While there are several publications quantifying outcomes use similar device to improve single ventricular circulation, these studies have had inappropriate insert positions16 or ignored the clinical feasibility17. Mahdi and colleagues used a Venturi jet to assist bidirectional Glenn in a previous study, but the increases in pulmonary flow were generally accompanied by increases in superior vena cava (SVC) pressure16. The conduit in that study was connected to SVC rather than the anastomosis of SVC and RPA, which result in increasing pressure of SVC. Ni and colleagues designed a self-powered Fontan circulation17. However, the nozzles were extended into pulmonary arteries without supporting structures, where displacement would occur. And they did not assess the influence of offsets and different insert positions of the conduit and did not apply the conduit to patient-specific models. Our study selected another connection area and assessed effects of different positions. Although our design is a shunt pointing to RPA, this structure is a clinically feasible structure and 4 mm diameter conduit is easy for anastomosing.

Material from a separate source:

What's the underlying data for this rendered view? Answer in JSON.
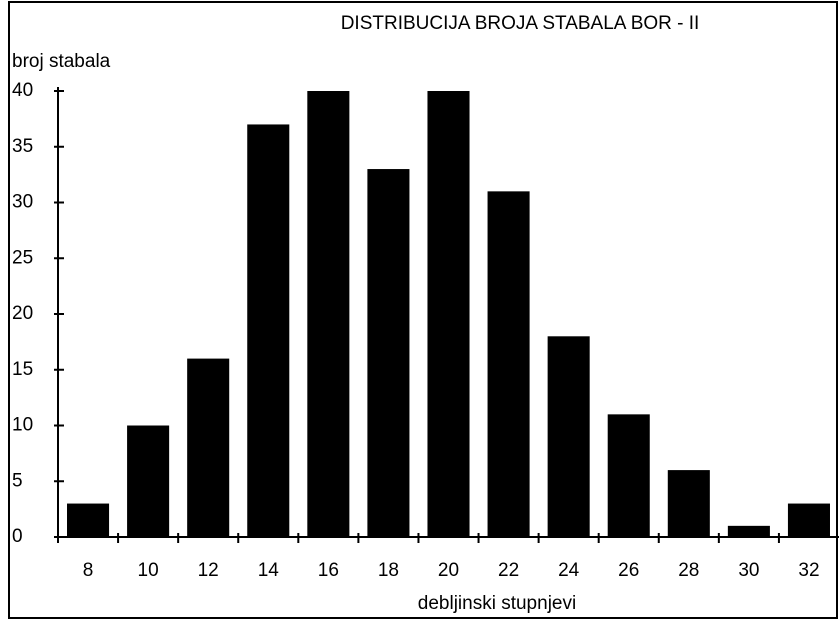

In this 3D model study, we mainly focused on hemodynamic phenomena in local vascular regions. However, 3D model cannot sufficiently account for the influence of the downstream vascular systems. Meanwhile, the hemodynamic performance of Fontan circulation is influenced by cardiovascular properties, such as pulmonary vascular resistance and left ventricular function28. But most clinical measurement cannot provide parameters of cardiac function and loading conditions. Liang and colleagues provide a method of patient-specific assessment to overcome these difficulties29. Therefore, patient-specific multiscale modeling of Fontan circulation could provide global hemodynamic profile. In our further study, Fontan patient-specific 3D models will be coupled with a reduced-dimensional model to address the interaction between local and global hemodynamics.

The most notable challenge for the application of the conduit is the prevention of thromboembolism. In this study, we considered blood as a homogeneous fluid, with fixed values for density and dynamic viscosity, and the destruction of blood cells was not considered. Disturbed flows occur in the regions of RPAs near the IVCs in both idealized models and patient-specific models, which may be caused by the rapid blood flow near these areas (Fig. 7). Furthermore, at the location where the conduit narrows, shear stress of the blood fluid significantly increased with velocity. Hellums and colleagues found that platelets experiencing a shear accumulation of > 3.5 Pa·s will undergo activation with subsequent release of prothrombotic messengers30. Therefore, thromboembolic events may be the greatest challenge for application of this pipeline in vivo. The use of aggressive anticoagulation measures and biocompatible materials could reduce the risk of thromboembolic events. To say the least, the circulation could still maintain a normal Fontan circulation irrespective of thrombosis occurring within the inserted conduit. Clinical application of this conduit-assisted Fontan requires further technical refinements and investigations (i.e. experimental study in animal models); however, it provides an alternative clinically feasible solution to help the subset of survivors overcome the unavoidable sequelae of Fontan circulation and have improved quality of life and longevity.

Limitations

The small sample size in this study is one of the limitations; more patient-specific models are needed to verify the results. Another limitation is that steady inflow rates were imposed on the inlets, which means that the effects of respiration and exercise were not included. Moreover, outflow boundary conditions were imposed at the outlets in the CFD models, modeling the immediate perioperative status in the TCPC, and not the longer-term adaptation of the single ventricle physiology using resistances or lumped parameter networks in the boundary conditions. Finally, we assumed that the vessel walls were rigid and impermeable, with no-slip boundary conditions. A fluid-structure-interaction analysis is required in future studies.

Conclusion

Using CFD simulation, we analyzed the effectiveness of a Fontan self-powered conduit. This conduit is a feasible, economical, and effective solution that could decrease vena cava pressures and increase the flow to the pulmonary arteries.